Le syndrome du « cou de taureau »… C’est généralement ainsi qu’on définit le syndrome de Bensaude (SB)*. Problème, il ne s’agit nullement d’un excès de masse musculaire, comme on peut le voir chez certains sportifs (body builder, rugbyman, haltérophile…), mais bel et bien d’amas graisseux indolores, autrement dit de tuméfactions ou de « grosseurs ». Assez rapidement, ces amas graisseux vont noyer le cou, la mâchoire, l’arrière des oreilles jusqu’aux épaules, pour le(s) déformer de façon très spectaculaire.

SUPPORT GÉNÉTIQUE
Le SB concernerait une personne sur 25 000. Les hommes sont plus souvent touchés, avec un âge de prédilection entre 30 et 60 ans. Le SB serait d’origine héréditaire et se transmettrait sur un mode autosomique dominant (l’enfant est atteint si l’un des deux parents est porteur de l’anomalie génétique).
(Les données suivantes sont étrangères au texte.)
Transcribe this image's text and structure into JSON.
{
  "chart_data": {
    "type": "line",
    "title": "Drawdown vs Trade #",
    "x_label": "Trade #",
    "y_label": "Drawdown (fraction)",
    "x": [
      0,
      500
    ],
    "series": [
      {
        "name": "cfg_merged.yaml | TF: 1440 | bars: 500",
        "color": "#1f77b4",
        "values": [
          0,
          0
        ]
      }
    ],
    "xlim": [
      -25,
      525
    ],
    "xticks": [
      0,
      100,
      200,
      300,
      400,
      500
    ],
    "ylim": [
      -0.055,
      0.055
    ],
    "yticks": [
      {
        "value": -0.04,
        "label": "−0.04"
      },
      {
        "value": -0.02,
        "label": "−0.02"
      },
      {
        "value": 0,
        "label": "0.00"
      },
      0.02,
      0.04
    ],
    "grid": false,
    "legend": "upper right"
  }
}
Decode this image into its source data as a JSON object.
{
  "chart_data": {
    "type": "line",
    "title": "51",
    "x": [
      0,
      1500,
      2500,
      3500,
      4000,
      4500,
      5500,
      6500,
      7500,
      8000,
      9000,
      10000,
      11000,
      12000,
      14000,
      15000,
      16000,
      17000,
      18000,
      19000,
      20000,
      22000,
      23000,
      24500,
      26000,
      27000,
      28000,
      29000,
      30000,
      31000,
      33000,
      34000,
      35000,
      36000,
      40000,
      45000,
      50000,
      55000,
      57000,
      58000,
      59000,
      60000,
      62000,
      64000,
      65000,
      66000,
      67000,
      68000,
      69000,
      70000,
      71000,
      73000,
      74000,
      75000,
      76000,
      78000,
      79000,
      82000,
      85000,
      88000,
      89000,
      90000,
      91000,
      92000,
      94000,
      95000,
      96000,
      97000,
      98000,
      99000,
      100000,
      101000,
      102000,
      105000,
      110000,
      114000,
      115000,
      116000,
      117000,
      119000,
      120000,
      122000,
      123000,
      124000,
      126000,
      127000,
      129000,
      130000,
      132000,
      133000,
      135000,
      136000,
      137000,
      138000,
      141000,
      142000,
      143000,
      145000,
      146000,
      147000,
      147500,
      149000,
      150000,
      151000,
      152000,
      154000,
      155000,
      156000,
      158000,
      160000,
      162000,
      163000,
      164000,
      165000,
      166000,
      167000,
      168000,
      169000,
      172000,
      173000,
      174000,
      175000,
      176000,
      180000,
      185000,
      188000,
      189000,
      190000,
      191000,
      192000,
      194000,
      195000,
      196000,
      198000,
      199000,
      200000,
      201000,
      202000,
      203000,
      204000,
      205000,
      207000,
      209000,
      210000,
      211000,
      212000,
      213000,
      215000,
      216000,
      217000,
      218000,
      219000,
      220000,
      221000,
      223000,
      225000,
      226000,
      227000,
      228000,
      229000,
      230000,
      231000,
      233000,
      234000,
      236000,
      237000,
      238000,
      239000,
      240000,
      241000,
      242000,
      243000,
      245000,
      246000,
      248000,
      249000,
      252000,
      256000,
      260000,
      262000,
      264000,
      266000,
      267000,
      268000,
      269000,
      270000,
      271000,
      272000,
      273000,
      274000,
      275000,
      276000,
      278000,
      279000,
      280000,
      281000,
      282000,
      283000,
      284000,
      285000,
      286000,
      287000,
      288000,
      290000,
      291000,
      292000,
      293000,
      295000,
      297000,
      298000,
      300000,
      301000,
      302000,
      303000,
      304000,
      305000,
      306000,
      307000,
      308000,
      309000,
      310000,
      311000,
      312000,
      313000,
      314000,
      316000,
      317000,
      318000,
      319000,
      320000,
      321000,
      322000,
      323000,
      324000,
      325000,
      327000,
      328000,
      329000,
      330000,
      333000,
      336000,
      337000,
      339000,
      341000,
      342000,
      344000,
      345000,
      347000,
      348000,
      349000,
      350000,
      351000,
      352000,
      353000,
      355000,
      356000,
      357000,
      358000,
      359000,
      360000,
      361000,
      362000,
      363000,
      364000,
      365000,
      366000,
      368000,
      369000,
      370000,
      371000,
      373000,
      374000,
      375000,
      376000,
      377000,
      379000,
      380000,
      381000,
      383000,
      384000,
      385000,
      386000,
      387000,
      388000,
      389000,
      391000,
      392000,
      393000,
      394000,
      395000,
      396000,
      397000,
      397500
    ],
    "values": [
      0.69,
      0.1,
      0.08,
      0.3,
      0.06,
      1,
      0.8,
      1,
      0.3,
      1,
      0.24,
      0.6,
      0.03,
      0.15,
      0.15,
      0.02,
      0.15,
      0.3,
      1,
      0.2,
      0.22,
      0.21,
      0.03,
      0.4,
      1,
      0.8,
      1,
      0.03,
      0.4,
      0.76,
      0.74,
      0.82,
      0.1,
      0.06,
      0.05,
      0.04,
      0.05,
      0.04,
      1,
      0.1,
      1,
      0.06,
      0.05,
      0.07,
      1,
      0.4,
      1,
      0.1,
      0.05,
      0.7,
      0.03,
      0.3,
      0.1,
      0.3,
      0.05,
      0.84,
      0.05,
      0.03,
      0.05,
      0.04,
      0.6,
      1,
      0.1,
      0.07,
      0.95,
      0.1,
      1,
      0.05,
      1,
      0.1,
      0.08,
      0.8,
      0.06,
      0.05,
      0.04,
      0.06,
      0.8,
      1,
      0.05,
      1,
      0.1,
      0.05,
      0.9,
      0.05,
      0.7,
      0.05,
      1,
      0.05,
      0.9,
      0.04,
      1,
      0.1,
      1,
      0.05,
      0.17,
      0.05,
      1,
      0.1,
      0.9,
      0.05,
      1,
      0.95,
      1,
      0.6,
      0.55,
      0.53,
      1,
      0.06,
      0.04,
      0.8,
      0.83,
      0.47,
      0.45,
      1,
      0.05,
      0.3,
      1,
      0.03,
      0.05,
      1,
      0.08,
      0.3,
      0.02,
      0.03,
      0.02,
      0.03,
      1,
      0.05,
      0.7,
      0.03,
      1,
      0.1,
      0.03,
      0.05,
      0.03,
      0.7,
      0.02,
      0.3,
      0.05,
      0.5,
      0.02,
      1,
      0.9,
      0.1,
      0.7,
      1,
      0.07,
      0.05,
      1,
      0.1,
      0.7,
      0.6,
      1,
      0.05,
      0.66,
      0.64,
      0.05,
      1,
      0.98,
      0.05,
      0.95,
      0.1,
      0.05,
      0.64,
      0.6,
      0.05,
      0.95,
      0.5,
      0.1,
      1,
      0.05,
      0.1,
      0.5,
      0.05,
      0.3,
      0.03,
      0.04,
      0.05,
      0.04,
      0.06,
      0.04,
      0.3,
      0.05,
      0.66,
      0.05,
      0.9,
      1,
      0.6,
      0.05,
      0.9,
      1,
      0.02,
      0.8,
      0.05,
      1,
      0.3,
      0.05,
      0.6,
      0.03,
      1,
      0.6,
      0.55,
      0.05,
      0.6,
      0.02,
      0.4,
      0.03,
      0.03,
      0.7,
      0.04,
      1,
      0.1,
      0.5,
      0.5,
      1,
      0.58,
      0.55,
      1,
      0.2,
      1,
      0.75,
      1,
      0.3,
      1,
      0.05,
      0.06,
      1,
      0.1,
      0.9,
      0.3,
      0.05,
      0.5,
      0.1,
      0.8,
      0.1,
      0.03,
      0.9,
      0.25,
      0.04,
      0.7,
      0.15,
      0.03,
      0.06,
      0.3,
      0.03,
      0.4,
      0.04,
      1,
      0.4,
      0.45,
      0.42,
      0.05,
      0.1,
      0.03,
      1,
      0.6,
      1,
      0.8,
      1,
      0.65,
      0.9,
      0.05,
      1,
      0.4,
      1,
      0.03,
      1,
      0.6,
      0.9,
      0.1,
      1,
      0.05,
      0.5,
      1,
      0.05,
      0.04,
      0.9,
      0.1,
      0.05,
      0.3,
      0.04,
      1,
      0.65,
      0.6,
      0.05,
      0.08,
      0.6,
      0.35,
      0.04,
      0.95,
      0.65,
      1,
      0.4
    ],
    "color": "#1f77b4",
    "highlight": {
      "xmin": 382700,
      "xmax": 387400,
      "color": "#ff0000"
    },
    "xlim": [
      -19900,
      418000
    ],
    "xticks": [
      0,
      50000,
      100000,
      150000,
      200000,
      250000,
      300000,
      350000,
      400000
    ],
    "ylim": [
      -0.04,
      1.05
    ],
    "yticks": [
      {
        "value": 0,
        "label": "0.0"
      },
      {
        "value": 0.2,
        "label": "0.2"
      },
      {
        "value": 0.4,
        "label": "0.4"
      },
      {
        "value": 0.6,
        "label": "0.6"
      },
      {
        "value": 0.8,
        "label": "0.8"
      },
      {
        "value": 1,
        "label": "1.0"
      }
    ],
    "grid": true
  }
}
L’ADN des mitochondries (petites formations intracellulaires dédiées à la fabrication de l’énergie des cellules) serait en cause.

SYNONYMES
Le SB connaît plusieurs synonymes :
> Syndrome de Launois-Bensaude
> Maladie du « collier de Madelung » (du nom d’un médecin allemand)
> Adénolipomatose symétrique ou lipomatose symétrique
> Lipomatose cervicale bénigne familiale.

DIAGNOSTIC CLINIQUE
Le diagnostic de SB est essentiellement clinique. Toutefois, lorsqu’un doute persiste sur l’origine de la tuméfaction (suspicion de tumeur cancéreuse ORL, infection ORL, goitre thyroïdien…), le scanner permet de dissiper les doutes en montrant l’infiltration graisseuse.

UN EXCÈS D’ALCOOL...
Le SB touche préférentiellement les personnes en difficulté chronique avec l’alcool (60 à 90 % des cas) et s’accompagne de troubles neurologiques dus à l’alcool (neuropathie alcoolique).

COMPLICATIONS
Cette accumulation graisseuse spectaculaire peut engoncer le cou à la manière d’une minerve, empêchant le malade de tourner la tête. Cette immobilité donne lieu à des douleurs. Plus inquiétant, le SB peut entraîner une difficulté pour avaler les aliments (dysphagie) et surtout une difficulté respiratoire (dyspnée) par une compression du larynx, du pharynx ou du médiastin, l’espace qui sépare les deux poumons

RÉSECTION CHIRURGICALE
Si l’arrêt de l’alcool est un préalable indispensable pour arrêter le processus évolutif de la maladie, seule l’ablation chirurgicale des amas graisseux par incision ou par liposuccion permet la récupération esthétique. Bien qu’efficace sur le coup, la chirurgie, qui s’avère délicate en raison du caractère infiltrant de la graisse, du risque hémorragique et respiratoire (intubation difficile), n’empêche pas la récidive, d’où l’intérêt de l’arrêt de l’alcool.

* Du nom d’un médecin français qui en fit une description précise au début du XXe siècle.